That is an aspect I didn’t mention, but is valid as well. However, even though I think the recognizability reason is “lousy” (or “silly”), it is still better than the stupid arguments from the anti-avatar crowd.
ETA—missed this part:
They would be off by default. That is why the anti arguments are stupid.
Not realistically. The board would just be storing a link to the image, not the image itself. A person could easily make their avatar point to www.picturehostingsite.com/username/avatar.jpg, and then without changing anything on the message board, change what image they store under that filename. The only way around this would be to limit the choices of avatars from a list of files available from a list of sources, which would be more work for the Powers that Be and would restrict the creativity of the members.
Avatars allow the teeming millions to differentiate themselves. This is a privilege paid that should be paid for.
What baffles me, is that with the obvious demand (the issue comes up over and over), Ed hasn’t tried to offer this as another revenue generator? Then again, TPTB would just screw it up by charging way too much so why bother.
Just like hiding post counts of guests so paying members have no idea who they are talking to without opening up their profile, while allowing guests to see the post counts of paying members, in the case of avatars the paying members would stand more to gain by differentiating between guests but you would be allowing guests to have that benefit when viewing posts of paying members.
It would be reasonable to require membership if not for that small detail, but like I said these are all irrelevant details if the owner of the board personally despises avatars and their very mention makes his skin crawl.
I won’t do the math but obviously some people would have the same avatar. I don’t know how many “multiple posts per day” posters there are presently, but I’d guess no more than a couple hundred and probably less.
For two frequent posters to have the same avatar would have a small bonding effect, like having the same birthday or coming from the same medium size town.
I’ve posted at a sports board that offered a limited selection of administration approved avatars. Most people chose to use one, even though they weren’t unique to each poster.
I slightly prefer having no avatars, but have trouble justifying that if the software can make them not appear to people who don’t want to see them.

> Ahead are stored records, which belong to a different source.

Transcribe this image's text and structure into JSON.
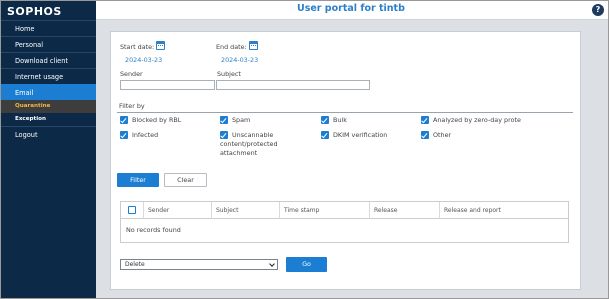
{
  "brand": {
    "logo": "SOPHOS"
  },
  "header": {
    "title": "User portal for tintb",
    "help_glyph": "?"
  },
  "nav": {
    "items": [
      {
        "label": "Home"
      },
      {
        "label": "Personal"
      },
      {
        "label": "Download client"
      },
      {
        "label": "Internet usage"
      },
      {
        "label": "Email",
        "active": true
      }
    ],
    "sub": [
      {
        "label": "Quarantine",
        "active": true
      },
      {
        "label": "Exception"
      }
    ],
    "logout": "Logout"
  },
  "form": {
    "start_label": "Start date:",
    "start_value": "2024-03-23",
    "end_label": "End date:",
    "end_value": "2024-03-23",
    "sender_label": "Sender",
    "sender_value": "",
    "subject_label": "Subject",
    "subject_value": "",
    "filter_by_label": "Filter by"
  },
  "filters": [
    {
      "label": "Blocked by RBL",
      "checked": true
    },
    {
      "label": "Spam",
      "checked": true
    },
    {
      "label": "Bulk",
      "checked": true
    },
    {
      "label": "Analyzed by zero-day prote",
      "checked": true
    },
    {
      "label": "Infected",
      "checked": true
    },
    {
      "label": "Unscannable content/protected attachment",
      "checked": true
    },
    {
      "label": "DKIM verification",
      "checked": true
    },
    {
      "label": "Other",
      "checked": true
    }
  ],
  "buttons": {
    "filter": "Filter",
    "clear": "Clear",
    "go": "Go"
  },
  "table": {
    "columns": [
      "Sender",
      "Subject",
      "Time stamp",
      "Release",
      "Release and report"
    ],
    "empty_text": "No records found"
  },
  "action": {
    "selected": "Delete"
  },
  "colors": {
    "accent": "#1c7ed3",
    "sidebar": "#0c2a47",
    "title": "#2d7fc8"
  }
}
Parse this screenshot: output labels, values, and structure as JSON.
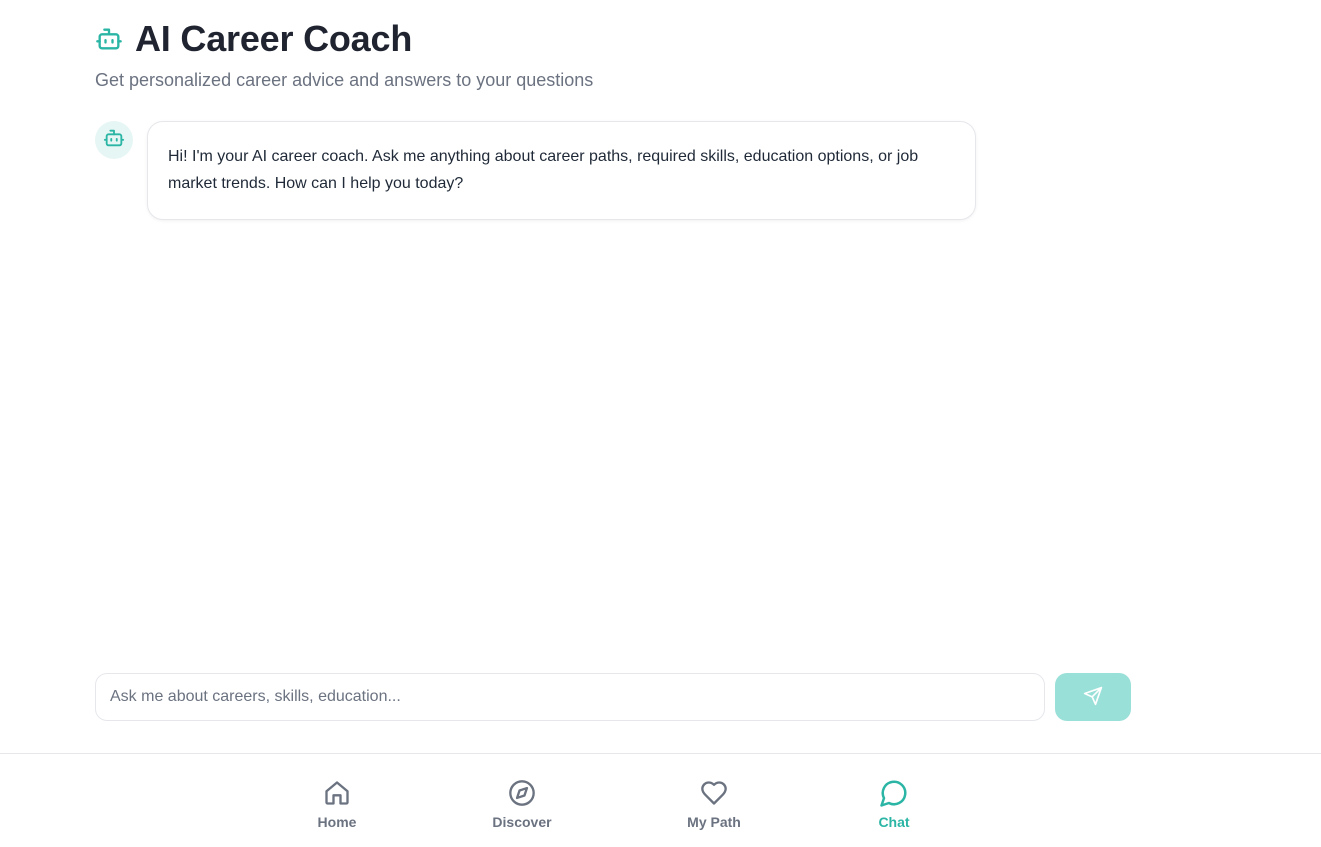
{
  "header": {
    "title": "AI Career Coach",
    "subtitle": "Get personalized career advice and answers to your questions",
    "icon": "robot-icon"
  },
  "messages": [
    {
      "role": "assistant",
      "avatar_icon": "robot-icon",
      "text": "Hi! I'm your AI career coach. Ask me anything about career paths, required skills, education options, or job market trends. How can I help you today?"
    }
  ],
  "composer": {
    "placeholder": "Ask me about careers, skills, education...",
    "value": "",
    "send_icon": "send-icon"
  },
  "nav": {
    "items": [
      {
        "label": "Home",
        "icon": "home-icon",
        "active": false
      },
      {
        "label": "Discover",
        "icon": "compass-icon",
        "active": false
      },
      {
        "label": "My Path",
        "icon": "heart-icon",
        "active": false
      },
      {
        "label": "Chat",
        "icon": "chat-icon",
        "active": true
      }
    ]
  },
  "colors": {
    "accent": "#2bb5a5",
    "send_button": "#99e0d8",
    "avatar_bg": "#e6f6f4",
    "muted_text": "#6b7280"
  }
}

I don’t give a rats ass one way or another about avatars but if they were allowed and could easily and constantly be changed I don’t really see the point and would argue they would cause more harm than good because it would be like posters that could constantly change their username. But I guess I’d just turn the things off so I couldn’t see em.
I guess it is worth pointing out at this juncture that we have a way, right now, within our own power, to enable a SDMB avatar system if we want one that does not rely on permission from TPTB.
**Polerius **was kind enough to create a greasemonkey script and **ntucker **generously wrote and hosted a CGI that, if combined with a small line in any SDMB user’s profile, would display an avatar of their choosing to other Dopers using the script.
It was a great solution, but surprisingly underwhelming demand after so many vocally requested avatars caused the project to sort of fizzle out. (note that I still have my SDMB avatar faithfully posted in my profile, just in case the idea ever takes off again).
Look, I can see you are trying to play devil’s advocate or be the intermediary or whatever in this thread, but no, there was no reasoning error on my part here.
I simply said, that in my opinion, avatars aid in keeping mental track of who said what in a thread.
Your supposed retort, which to you renders this silly (or now “lousy”), is that you don’t think that many people will post avatars.
Well, I can certainly see the error in your reasoning: you don’t get to add a contentious premise and then use that to pronounce that what I said is silly.
Be able to change is kind of the point. Your username is your identity. Your avatar is simply a visual expression. Kind of like wearing a button, or putting a bumper sticker on your car. Some will change it often, some rarely, and some never. Through it all the username remains.
Ok, how about we have avatars, but everyone has to use the same one. The admins can change it as they like. We might even have that now and they’ve chosen a small shaded circle that changes color when users are logged in.
But if it’s changing color whether one is logged in or not means the image is constantly changing which means I can’t keep track of who is who so therefore it is completely worthless. I suggest TPTB get rid of this rediculous avatar doo-hickey.
I said I won’t repeat myself, but here goes anyway:
Based on experience from other boards, and what other people on this board have stated, there are those that won’t use avatars, so the recognizabilty reasoning is flawed. If it only works sometimes, then logically its use is limited and so not a very viable reason. If you can’t see that, then I’m just wasting my time even stating it in the first place, let alone repeating it.
The nice thing about the script/cgi/profile solution is that it would never require anyone to update their own copy of a script with avatar URLs. Every other script I know of requires each individual to keep their own list of avatars in their own copy of the script, but this system would automatically grab an avatar from the user profile and required no script editing or greasemonkey knowledge on the user’s part.
Which script are you using and is there such a mechanism in it?
Let me guess-this is an oh so subtle way of accusing me of junior modding, isn’t it? How quaint.
Is there a reason Crazyhorse’s answer to the problem isn’t satisfactory?